Saturday, August 29, 2015

Limbo

It has felt like living in limbo the entire time we have lived in the apartment.  We did manage to make it a home, but it has always been with the knowledge that we were not here permanently.  So it is always limbo.
Mom is deteriorating and really needs more care.  So we have decided that at the end of my lease, if not before, we will be moving in with her.  And in the mean time  my brother is going to be spending some nights there each week.
It's a little bit daunting.  I know she has no patience and the littles take a lot of energy and patience.  I know they push her buttons and she pushes theirs.  It is like having three pre-schoolers.  The upside is they will all adjust and I'm still going to work which means the littles are still in day care.  Audrie will be in school.  It's not like it is going to be 24/7 noise.

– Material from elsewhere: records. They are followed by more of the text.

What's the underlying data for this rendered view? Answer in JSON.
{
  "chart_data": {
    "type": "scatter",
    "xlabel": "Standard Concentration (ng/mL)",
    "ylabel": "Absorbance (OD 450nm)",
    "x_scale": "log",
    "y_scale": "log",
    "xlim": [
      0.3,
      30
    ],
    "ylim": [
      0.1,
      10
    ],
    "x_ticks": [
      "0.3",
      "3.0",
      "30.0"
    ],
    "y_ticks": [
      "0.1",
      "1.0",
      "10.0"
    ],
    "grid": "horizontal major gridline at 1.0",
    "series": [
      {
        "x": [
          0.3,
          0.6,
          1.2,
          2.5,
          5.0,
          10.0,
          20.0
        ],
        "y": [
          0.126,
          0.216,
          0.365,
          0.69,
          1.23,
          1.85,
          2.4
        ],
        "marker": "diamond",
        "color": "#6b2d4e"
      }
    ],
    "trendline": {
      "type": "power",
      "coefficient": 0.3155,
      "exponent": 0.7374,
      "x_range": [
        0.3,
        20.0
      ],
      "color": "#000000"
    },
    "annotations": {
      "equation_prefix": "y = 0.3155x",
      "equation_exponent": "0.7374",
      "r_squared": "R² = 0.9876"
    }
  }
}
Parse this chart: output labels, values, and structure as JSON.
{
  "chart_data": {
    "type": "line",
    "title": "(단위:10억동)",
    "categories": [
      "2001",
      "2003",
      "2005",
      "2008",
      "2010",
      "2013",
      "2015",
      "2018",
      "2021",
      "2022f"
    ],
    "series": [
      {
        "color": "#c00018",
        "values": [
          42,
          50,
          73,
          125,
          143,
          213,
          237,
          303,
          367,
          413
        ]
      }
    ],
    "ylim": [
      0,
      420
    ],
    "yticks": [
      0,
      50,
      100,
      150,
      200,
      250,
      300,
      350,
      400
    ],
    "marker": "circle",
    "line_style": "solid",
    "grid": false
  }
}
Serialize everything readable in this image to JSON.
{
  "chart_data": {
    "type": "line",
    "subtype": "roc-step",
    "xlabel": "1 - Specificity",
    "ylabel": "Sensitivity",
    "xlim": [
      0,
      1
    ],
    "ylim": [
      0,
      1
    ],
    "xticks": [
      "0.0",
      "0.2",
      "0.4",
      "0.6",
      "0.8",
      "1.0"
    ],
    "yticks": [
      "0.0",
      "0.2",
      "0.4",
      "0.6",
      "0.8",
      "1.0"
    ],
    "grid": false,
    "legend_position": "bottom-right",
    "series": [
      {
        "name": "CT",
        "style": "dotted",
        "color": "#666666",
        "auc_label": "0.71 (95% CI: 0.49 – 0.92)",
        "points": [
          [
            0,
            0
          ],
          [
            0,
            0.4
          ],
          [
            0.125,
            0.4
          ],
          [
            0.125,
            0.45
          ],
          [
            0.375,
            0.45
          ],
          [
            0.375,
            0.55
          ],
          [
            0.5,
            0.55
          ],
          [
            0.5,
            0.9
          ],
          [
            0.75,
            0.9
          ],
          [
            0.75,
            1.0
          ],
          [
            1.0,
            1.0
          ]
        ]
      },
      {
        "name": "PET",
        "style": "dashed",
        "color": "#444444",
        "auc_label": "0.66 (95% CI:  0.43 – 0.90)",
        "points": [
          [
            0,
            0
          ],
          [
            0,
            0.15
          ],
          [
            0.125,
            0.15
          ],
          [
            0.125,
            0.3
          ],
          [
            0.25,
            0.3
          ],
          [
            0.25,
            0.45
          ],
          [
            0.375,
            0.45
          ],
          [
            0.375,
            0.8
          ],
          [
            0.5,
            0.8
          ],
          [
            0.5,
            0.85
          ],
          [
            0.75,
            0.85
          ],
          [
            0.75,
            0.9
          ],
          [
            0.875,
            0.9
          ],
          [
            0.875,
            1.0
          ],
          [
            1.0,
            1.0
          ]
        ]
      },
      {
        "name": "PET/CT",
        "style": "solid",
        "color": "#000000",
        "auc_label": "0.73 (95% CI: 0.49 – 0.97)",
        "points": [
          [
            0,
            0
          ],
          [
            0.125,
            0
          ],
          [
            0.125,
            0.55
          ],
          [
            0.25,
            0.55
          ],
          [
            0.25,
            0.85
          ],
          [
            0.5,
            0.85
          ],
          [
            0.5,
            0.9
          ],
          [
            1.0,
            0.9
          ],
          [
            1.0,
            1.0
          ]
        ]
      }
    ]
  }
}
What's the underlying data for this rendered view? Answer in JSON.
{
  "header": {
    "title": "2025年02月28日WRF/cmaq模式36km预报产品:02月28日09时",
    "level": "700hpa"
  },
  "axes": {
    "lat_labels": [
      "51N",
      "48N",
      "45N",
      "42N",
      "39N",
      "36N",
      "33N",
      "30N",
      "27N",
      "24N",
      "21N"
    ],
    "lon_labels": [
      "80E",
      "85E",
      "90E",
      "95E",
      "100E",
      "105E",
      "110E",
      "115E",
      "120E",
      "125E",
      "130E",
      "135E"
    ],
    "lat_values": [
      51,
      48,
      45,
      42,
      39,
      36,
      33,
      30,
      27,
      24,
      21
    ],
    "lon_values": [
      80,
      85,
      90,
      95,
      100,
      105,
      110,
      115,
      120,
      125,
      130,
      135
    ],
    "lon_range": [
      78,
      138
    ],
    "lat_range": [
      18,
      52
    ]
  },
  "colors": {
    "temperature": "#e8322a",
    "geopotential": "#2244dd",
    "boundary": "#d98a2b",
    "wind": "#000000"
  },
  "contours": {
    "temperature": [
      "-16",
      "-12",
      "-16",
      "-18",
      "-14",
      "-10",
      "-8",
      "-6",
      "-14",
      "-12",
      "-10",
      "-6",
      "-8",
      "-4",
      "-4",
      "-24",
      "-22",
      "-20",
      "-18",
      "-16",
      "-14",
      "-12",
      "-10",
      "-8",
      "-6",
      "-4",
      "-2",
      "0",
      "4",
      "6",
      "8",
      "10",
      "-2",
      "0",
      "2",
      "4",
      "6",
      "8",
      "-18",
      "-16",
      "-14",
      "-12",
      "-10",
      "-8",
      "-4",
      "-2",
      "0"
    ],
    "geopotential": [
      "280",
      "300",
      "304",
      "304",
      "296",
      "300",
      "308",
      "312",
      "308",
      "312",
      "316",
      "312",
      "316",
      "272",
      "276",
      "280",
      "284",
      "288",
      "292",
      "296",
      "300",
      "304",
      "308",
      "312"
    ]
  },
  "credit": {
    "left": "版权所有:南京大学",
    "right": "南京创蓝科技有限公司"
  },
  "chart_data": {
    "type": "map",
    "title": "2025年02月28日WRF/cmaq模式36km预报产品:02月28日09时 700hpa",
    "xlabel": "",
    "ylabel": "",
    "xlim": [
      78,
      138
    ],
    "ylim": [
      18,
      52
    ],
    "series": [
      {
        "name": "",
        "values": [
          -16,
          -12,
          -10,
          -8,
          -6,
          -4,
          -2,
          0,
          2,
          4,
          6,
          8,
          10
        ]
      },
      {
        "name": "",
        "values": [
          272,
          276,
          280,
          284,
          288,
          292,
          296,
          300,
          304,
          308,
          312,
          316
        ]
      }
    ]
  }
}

Mom and I talked about it.  I pointed out that she had choices last year and decided to stay in her house.  This year she still has a choice, but it is more limited.  Live with us or move to an assisted living.  Staying in her own house is easier for her.  And she gets to stay with her dog.
It is a relief to finally have a decision made.  It is a relief to know that limbo is ending.  And we need to get out of the apartments.  My neighbor upstairs is becoming much more brazen in his drug dealing.  And more people are talking about it now because he is so brazen.  Also I won't have to deal with that $100 jump in rent that is coming at the end of this lease.  Ouch.